8. the device improving voice quality as claimed in claim 7, it is characterized in that, when described characteristic voice signal comprises voice fundamental signal, described preset rules comprises:

9. the device of the raising voice quality as described in any one of claim 6-8, it is characterized in that, described device also comprises judge module, described judge module is used for after the amplitude of described speech processing module to described characteristic voice signal adjusts, before described speech reconstructing module is rebuild based on the characteristic voice signal after adjustment, whether the consistency of the primitive character voice signal extracted before judging the characteristic voice signal after adjusting and described voice extraction module meets preset requirement; As no, notify that the amplitude of described speech processing module to described characteristic voice signal is readjusted.

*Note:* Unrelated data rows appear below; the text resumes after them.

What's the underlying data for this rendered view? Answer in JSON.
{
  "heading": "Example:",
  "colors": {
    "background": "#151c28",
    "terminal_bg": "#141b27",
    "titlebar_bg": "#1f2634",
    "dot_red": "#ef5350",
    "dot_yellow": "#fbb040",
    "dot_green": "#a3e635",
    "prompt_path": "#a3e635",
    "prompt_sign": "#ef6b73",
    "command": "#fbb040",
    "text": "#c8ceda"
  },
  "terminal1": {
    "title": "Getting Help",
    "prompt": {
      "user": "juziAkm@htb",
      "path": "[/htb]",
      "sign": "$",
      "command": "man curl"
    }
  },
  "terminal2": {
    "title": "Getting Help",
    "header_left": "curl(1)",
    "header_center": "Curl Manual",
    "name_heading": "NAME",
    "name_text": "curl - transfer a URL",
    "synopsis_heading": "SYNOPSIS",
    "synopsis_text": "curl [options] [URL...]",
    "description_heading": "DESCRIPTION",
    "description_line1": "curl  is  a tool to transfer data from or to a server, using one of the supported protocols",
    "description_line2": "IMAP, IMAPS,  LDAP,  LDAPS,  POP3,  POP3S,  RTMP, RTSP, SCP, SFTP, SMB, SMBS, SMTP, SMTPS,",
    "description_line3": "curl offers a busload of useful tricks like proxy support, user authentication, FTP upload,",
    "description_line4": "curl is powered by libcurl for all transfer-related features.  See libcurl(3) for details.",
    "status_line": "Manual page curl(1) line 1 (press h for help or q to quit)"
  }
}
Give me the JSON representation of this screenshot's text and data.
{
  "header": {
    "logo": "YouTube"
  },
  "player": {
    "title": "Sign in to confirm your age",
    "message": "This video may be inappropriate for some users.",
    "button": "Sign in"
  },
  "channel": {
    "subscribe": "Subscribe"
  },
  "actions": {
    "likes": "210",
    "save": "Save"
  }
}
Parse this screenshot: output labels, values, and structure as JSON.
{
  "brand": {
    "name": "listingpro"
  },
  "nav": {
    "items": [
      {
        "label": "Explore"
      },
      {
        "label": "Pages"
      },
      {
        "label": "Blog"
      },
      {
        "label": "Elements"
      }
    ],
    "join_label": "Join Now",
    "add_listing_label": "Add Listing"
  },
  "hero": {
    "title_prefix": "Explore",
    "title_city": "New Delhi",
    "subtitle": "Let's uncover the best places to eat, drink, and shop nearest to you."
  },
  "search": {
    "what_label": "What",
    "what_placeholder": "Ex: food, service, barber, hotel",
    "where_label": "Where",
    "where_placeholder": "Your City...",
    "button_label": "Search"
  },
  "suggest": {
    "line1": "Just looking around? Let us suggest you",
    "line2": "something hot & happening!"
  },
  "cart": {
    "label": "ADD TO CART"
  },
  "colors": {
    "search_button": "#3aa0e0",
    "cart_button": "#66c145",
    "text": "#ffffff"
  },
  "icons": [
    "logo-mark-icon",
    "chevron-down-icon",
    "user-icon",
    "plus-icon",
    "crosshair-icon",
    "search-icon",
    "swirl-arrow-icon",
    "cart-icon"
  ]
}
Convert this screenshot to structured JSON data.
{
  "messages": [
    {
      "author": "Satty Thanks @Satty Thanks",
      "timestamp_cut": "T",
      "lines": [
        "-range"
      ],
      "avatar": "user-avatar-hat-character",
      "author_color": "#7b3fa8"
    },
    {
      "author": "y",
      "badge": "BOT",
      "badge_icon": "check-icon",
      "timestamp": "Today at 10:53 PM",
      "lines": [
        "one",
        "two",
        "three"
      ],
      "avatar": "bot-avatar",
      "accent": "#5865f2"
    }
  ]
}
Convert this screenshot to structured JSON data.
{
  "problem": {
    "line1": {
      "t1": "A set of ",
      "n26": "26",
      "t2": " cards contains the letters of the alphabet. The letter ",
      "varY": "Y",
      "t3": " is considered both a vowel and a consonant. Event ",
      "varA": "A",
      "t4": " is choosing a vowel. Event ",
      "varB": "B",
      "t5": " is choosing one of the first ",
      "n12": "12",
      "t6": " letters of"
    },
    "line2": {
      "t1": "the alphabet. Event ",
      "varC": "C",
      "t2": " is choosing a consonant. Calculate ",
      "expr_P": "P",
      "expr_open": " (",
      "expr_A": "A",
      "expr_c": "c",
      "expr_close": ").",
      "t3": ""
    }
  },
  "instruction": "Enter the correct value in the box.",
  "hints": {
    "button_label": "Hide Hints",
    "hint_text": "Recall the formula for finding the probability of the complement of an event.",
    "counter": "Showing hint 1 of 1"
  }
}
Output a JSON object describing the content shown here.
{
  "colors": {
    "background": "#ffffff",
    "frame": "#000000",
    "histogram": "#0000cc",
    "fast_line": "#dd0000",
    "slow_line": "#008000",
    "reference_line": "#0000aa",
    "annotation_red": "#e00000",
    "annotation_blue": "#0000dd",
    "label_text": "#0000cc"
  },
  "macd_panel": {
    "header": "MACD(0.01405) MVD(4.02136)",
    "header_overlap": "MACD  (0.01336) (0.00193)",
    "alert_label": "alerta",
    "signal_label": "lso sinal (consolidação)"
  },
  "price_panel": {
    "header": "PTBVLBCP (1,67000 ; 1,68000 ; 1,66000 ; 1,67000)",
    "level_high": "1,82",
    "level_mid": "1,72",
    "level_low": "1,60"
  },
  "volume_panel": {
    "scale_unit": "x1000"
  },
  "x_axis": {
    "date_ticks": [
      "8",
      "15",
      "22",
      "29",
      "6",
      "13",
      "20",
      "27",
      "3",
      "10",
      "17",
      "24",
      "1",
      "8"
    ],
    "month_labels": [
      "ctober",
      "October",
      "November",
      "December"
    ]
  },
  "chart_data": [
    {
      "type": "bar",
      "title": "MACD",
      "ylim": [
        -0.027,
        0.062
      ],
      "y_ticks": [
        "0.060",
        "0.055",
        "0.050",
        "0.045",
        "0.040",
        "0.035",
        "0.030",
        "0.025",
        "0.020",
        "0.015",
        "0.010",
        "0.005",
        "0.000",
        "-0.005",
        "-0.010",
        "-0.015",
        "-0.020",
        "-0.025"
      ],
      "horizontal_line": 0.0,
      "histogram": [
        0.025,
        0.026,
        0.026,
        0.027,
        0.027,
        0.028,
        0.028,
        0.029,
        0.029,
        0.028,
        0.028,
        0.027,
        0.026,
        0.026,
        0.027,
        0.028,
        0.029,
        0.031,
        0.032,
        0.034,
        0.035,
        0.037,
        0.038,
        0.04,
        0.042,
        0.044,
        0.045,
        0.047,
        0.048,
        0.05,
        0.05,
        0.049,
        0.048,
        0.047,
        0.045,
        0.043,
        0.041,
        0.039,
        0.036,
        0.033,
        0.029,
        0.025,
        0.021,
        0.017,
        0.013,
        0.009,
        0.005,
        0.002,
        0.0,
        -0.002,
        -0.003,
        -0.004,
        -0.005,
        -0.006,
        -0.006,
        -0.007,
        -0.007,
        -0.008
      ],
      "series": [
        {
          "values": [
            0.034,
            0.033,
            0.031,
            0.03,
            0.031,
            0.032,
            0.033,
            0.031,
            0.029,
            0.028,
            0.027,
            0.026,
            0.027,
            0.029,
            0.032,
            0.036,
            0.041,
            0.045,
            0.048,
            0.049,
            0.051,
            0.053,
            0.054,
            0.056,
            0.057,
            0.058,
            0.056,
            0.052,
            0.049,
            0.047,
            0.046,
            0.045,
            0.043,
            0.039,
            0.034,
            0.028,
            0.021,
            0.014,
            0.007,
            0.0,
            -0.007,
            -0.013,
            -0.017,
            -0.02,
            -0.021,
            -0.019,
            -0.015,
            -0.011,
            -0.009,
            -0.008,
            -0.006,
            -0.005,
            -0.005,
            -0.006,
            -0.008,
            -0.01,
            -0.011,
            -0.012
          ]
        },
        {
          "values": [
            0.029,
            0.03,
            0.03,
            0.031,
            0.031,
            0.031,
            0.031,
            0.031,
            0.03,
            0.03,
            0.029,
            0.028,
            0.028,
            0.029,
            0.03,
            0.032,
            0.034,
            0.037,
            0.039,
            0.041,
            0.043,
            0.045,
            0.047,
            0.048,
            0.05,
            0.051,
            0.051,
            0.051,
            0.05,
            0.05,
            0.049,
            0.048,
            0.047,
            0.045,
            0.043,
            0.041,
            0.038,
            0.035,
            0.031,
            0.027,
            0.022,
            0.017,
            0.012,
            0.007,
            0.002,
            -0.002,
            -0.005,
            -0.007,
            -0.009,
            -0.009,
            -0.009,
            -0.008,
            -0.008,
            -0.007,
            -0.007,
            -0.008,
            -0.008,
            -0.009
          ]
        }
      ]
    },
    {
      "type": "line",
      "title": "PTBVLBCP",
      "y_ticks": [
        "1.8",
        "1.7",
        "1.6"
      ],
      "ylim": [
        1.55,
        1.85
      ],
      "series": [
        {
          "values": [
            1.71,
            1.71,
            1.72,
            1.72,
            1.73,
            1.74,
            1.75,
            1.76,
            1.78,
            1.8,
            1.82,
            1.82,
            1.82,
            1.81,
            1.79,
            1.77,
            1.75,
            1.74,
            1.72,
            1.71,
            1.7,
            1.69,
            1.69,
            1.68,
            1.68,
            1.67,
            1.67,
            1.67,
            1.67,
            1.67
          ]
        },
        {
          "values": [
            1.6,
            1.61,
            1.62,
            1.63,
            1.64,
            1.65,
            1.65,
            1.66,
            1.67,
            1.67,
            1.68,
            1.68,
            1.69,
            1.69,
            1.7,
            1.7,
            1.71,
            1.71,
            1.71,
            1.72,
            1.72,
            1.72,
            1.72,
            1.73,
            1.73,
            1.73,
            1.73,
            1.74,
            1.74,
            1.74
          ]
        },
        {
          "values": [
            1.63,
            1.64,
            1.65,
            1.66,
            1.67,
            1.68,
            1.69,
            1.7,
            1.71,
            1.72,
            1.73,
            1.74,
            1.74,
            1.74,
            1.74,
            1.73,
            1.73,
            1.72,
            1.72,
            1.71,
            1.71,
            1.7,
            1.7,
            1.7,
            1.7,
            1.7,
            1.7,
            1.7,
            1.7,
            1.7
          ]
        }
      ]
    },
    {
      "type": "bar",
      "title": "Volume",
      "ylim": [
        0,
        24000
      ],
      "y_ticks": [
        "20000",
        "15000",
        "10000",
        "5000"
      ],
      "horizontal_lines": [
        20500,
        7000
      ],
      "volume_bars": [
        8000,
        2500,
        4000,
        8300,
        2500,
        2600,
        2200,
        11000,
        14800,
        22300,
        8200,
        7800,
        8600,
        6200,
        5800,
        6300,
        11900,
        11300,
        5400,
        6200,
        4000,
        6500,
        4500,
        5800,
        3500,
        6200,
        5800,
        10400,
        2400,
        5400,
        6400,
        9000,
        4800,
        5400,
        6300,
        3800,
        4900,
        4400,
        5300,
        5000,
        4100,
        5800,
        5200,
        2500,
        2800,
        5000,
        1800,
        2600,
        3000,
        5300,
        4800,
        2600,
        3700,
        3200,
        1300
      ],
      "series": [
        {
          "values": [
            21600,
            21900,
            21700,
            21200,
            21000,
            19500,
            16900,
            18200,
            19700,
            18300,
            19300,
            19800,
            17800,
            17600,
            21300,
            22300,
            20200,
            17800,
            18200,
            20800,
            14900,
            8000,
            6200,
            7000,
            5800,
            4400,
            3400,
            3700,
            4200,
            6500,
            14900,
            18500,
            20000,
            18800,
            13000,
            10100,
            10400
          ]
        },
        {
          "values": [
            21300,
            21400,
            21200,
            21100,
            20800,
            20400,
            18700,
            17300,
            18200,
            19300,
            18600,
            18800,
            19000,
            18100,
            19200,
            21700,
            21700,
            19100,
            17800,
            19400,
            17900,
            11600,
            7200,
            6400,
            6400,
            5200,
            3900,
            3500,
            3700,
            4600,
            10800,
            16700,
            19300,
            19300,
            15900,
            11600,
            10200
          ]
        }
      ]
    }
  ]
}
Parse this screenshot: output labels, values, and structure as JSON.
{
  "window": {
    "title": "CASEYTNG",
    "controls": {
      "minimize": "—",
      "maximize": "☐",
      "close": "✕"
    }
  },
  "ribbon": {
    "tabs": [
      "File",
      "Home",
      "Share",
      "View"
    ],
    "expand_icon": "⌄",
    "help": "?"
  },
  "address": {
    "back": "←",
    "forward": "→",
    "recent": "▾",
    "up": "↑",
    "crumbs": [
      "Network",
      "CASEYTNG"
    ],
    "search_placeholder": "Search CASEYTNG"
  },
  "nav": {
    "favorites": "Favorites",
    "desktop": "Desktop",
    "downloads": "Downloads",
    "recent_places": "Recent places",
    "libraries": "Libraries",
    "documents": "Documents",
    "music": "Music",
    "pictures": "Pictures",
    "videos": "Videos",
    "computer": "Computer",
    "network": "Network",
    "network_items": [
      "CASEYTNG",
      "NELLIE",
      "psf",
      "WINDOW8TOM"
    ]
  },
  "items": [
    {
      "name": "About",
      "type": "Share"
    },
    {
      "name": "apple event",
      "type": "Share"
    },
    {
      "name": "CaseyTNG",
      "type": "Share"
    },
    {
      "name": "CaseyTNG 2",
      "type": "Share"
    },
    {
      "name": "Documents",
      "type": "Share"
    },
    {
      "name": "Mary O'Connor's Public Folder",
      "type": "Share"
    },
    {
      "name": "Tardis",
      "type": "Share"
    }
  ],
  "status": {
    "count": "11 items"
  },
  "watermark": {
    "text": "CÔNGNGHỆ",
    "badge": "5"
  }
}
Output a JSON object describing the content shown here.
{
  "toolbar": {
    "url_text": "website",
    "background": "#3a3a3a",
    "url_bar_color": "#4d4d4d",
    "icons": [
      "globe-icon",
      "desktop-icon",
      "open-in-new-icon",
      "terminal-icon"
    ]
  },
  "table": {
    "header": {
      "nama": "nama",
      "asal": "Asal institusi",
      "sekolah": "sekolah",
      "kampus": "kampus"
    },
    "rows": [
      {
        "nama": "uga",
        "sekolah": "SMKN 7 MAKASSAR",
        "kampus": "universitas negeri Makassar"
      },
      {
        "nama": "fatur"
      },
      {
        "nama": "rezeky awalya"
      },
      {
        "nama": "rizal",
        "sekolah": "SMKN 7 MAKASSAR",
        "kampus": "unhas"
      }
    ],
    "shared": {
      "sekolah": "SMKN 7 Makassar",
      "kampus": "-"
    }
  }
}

10. the device of the raising voice quality as described in any one of claim 6-8, it is characterized in that, described device also comprises voice extension module, for after other voice signals that the characteristic voice signal after adjustment and described pending voice signal comprise are carried out rebuilding the voice signal after obtaining process by described speech reconstructing module, the amplitude according to the described characteristic voice signal after described speech processing module adjustment carries out extension process to the described voice signal after process.